Правда, справедливости ради нужно отметить, что человечину в те годы хавали не только навашинские. Любой кабак Арзамаса имел в меню мясные блюда без уточнений о происхождении сырья. А уж когда совсем прижало и к нам хлынули переселенцы из Триэна, человечина стала продаваться совершенно открыто. Зайдешь, бывало, на рынок, а там – мама дорогая – и грудинка, и окорока, и ливер. Гастрономический рай, одним словом. Спасибо нашим лишенным мутаций друзьям. Те лацы, что не успели вовремя сдристнуть, как раз и ложились на колоды под топор мясника. А их место под солнцем заняли ушлые ребята из Триэна, быстро сколотившие мощную группировку, ныне известную как Центровые. Зачуханное, бесхребетное батрачье и вякнуть ничего не успело. Была шахта под лацами, стала под Центровыми. Но если раньше за допущенный косяк работягу увольняли, то теперь его забивали железными прутами.
Потерянные засуетились слишком поздно. Из Чистого района им не досталось ни шиша. Единственное, что удалось выторговать в обмен на признание границ, – деляну, ранее контролируемую Частниками. Тех просто, без шума и пыли, попросили освободить территорию. Многократно уступая «просителям» в численности, Частники согласились. Так Арзамас был поделен на две кормушки, сравнимые по площади, но неравнозначные по качеству. Шаткий мир между Центровыми и Потерянными продержался чуть больше года. Если терпеть лацев за Межой было делом уже привычным и как-то само собой разумеющимся, то отхватившие лакомый кусок братья-мутанты раздражали Потерянных до усрачки. С тех пор вялотекущая война, однажды начавшись, не прекращалась. Граница, разделяющая кормушку, ходила туда-сюда, превратив некогда престижную для проживания Межу в линию фронта.
В свое время, раскурив косячок, мы с парнями сидели вокруг костра и чесали языки на тему «как заебато будет, когда выгоним нах чертовых зажравшихся лацев». Ну вот, лацев выгнали, а заебато не стало. Почему? Ответ, на мой взгляд, очевиден – ущербная рабская психология. Жить под боком у хозяина рабу проще, чем сосуществовать с кем-то на равных правах. Есть такая поговорка: «У нищих слуг нет». Кто ею пользуется? Нищий в общении с нищим. Результат – конфликтная ситуация. Так и тут – старых хозяев сменили пришлые нищеброды, урвали жирный кусок. А по какому праву?! Чем ты, сраный отброс, лучше меня, сраного отброса? Да ничем. Вы оба говна не стоите.

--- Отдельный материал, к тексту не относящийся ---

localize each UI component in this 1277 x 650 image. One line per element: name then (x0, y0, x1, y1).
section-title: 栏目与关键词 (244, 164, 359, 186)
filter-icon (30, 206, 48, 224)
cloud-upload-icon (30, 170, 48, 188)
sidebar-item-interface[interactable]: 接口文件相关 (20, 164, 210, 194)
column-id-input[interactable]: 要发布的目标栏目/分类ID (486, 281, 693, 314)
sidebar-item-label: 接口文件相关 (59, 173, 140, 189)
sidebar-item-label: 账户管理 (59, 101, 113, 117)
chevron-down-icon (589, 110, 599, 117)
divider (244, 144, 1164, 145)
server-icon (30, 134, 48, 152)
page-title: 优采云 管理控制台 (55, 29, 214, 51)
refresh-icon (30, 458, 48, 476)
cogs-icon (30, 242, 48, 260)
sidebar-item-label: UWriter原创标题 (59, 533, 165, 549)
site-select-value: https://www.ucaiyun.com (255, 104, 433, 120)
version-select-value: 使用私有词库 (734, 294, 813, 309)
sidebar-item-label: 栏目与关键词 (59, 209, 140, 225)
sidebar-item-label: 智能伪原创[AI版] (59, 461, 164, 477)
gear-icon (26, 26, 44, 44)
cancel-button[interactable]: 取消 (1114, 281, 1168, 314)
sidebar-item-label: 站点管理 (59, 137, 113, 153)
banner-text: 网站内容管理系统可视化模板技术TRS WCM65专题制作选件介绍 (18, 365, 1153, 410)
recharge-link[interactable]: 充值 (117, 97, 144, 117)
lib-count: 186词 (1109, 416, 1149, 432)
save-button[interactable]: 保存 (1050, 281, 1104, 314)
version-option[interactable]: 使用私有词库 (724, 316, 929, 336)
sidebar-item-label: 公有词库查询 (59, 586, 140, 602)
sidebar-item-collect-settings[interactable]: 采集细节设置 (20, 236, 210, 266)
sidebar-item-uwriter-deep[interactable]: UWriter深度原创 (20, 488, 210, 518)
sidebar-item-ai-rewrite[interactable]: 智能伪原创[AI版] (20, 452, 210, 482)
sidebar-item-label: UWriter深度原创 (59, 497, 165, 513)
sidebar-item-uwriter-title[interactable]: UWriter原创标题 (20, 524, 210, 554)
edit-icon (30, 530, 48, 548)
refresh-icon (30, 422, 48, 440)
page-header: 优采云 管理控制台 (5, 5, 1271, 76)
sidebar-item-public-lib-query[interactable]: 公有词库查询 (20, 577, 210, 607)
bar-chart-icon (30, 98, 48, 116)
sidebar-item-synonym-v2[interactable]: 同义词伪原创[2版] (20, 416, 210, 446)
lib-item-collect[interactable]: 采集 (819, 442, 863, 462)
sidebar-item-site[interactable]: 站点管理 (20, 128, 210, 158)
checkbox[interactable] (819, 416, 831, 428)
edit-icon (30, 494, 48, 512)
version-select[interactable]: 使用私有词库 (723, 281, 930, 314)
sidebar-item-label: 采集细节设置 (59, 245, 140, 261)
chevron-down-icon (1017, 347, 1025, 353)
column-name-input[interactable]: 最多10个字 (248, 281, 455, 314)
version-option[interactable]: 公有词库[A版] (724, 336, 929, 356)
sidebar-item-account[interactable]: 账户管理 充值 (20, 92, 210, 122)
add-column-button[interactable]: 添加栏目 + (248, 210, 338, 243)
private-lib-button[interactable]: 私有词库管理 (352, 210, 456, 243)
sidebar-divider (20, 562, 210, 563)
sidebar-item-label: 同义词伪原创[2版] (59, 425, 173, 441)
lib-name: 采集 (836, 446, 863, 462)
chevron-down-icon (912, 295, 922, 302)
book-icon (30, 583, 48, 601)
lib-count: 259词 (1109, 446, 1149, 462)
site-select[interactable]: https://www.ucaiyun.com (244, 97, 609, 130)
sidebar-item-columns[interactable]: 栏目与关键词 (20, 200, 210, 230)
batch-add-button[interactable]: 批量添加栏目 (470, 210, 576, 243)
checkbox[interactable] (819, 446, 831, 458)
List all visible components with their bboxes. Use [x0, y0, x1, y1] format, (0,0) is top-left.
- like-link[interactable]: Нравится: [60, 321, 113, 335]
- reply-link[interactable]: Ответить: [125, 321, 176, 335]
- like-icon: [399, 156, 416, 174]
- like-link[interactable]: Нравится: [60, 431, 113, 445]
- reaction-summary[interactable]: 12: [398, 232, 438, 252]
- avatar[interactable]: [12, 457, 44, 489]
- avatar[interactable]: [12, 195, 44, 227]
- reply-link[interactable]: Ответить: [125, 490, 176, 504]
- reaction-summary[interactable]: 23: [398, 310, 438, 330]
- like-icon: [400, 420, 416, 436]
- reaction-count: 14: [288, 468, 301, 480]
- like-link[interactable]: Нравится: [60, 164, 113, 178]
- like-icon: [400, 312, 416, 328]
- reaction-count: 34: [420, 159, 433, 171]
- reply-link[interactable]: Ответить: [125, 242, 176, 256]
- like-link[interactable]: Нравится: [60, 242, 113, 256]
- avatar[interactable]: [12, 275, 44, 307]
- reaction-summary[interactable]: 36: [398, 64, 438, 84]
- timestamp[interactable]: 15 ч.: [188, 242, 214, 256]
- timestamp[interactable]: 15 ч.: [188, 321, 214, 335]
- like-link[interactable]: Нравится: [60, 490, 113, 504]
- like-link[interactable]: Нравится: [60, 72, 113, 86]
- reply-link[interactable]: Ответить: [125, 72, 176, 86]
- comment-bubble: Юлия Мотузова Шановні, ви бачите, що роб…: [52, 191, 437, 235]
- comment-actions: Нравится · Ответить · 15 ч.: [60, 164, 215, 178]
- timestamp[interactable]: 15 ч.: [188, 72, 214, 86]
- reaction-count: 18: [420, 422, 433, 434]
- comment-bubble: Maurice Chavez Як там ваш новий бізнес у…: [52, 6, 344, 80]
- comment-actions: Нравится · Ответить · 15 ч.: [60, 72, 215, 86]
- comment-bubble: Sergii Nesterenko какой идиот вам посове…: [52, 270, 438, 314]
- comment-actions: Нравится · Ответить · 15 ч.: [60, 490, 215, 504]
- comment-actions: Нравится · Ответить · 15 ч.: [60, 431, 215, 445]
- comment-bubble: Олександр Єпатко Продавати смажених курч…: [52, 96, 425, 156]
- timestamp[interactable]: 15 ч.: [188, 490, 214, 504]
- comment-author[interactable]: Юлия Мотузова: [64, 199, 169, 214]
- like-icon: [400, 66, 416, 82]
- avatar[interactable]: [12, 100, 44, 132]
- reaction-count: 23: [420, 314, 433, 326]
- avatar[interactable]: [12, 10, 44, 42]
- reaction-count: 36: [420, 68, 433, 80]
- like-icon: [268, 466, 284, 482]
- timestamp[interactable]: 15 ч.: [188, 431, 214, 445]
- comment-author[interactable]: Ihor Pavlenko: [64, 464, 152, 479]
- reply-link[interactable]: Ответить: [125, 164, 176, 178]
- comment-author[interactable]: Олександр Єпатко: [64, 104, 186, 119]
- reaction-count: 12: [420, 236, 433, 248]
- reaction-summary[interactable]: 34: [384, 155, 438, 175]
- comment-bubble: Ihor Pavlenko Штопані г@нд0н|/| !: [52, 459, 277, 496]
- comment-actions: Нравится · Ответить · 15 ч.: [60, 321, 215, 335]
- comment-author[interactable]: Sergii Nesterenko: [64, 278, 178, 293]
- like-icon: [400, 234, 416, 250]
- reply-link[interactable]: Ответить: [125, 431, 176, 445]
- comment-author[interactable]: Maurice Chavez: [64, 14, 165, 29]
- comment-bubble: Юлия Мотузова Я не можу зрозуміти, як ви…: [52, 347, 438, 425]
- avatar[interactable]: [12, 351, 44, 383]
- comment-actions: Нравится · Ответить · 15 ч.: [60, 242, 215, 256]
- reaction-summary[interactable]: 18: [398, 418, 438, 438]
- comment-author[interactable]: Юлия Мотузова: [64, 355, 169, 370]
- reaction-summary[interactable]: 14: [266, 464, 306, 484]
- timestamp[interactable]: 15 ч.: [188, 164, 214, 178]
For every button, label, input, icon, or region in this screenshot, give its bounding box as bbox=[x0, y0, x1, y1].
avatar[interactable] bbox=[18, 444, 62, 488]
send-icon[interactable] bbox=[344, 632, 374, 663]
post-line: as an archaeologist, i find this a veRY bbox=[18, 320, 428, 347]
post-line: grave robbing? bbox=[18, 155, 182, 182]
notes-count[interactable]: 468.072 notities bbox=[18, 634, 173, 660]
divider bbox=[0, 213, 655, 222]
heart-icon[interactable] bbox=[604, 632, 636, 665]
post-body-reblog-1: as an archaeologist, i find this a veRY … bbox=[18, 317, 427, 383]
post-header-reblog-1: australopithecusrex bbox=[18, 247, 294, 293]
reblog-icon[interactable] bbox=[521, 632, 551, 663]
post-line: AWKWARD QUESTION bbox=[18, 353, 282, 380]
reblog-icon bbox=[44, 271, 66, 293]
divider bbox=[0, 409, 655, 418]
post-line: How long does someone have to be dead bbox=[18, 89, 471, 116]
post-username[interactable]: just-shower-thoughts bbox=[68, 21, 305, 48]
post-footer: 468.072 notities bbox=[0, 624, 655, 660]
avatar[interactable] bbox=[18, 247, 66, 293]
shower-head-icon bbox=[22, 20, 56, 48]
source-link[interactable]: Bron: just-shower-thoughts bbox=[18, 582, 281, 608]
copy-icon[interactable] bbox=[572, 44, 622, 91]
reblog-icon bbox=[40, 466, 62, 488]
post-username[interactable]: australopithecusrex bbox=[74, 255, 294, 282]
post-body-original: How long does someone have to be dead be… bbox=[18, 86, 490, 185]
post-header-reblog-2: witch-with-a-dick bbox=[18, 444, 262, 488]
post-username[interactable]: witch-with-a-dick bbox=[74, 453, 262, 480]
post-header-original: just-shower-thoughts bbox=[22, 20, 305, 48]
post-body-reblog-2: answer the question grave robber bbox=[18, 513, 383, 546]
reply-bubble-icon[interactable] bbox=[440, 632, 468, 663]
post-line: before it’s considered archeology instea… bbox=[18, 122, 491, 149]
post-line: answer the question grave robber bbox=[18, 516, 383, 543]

Хотя мне, по правде сказать, грех жаловаться. Где есть конфликт, там есть работа. Платят хорошо и те, и другие, к дому опять же близко – красота. Лишь один момент портит идиллию – работать приходится максимально обезличенно, без стиля, без почерка. А однообразная рутина утомляет. Да и заказы Хромого последнее время не отличались разнообразием. Поэтому упоминание о готовящемся Фомой деле меня сразу заинтересовало. Кроме того, отсутствие заинтересованности было бы чревато проблемами со здоровьем как Николая Евгеньевича, так и – что особенно важно – моим собственным.
– Твоя колымага все еще на ходу? – спросил я взгрустнувшего Бойню.
– А как же? – оживился тот. – Цела ласточка.
– Готовь. Через два часа выезжаем.
Означенное время я потратил на визит к Хромому и посещение своего нового, совсем недавно отстроенного жилища. Со старой квартиры съехал, как только закончил все работы, около года назад. Фара помог деньгами, благо служба у Центровых позволяла. Внешне жилище-то не бог весть какое – обычная хибара на Луначарского. Другое дело – внутри. А там, на глубине четырех метров, под полом деревянной лачуги – каких тут целая улица, не сразу и найдешь, где твоя – расположились комфортабельные двухкомнатные апартаменты, забетонированные снизу доверху. Этот бункер в течение семи месяцев строили четверо лацев. Обошлись они мне недешево – за троих отдал по шесть, а за одного аж десять золотых. Но отработали на совесть, старались. Обещал им, что отпущу, как только достроят, и даже помогу до Сергача добраться. Легковерные. Один, правда, сам подох, от лихорадки. Теперь вот, как с делами подразгребусь, надо бы черным ходом заняться. Бункер хорош до тех пор, пока тебя в нем не закупорят. Всегда нужно думать об отступлении. Оно зачастую важнее, чем победа. Ну а пока мое бетонное убежище служило в основном для целей складирования.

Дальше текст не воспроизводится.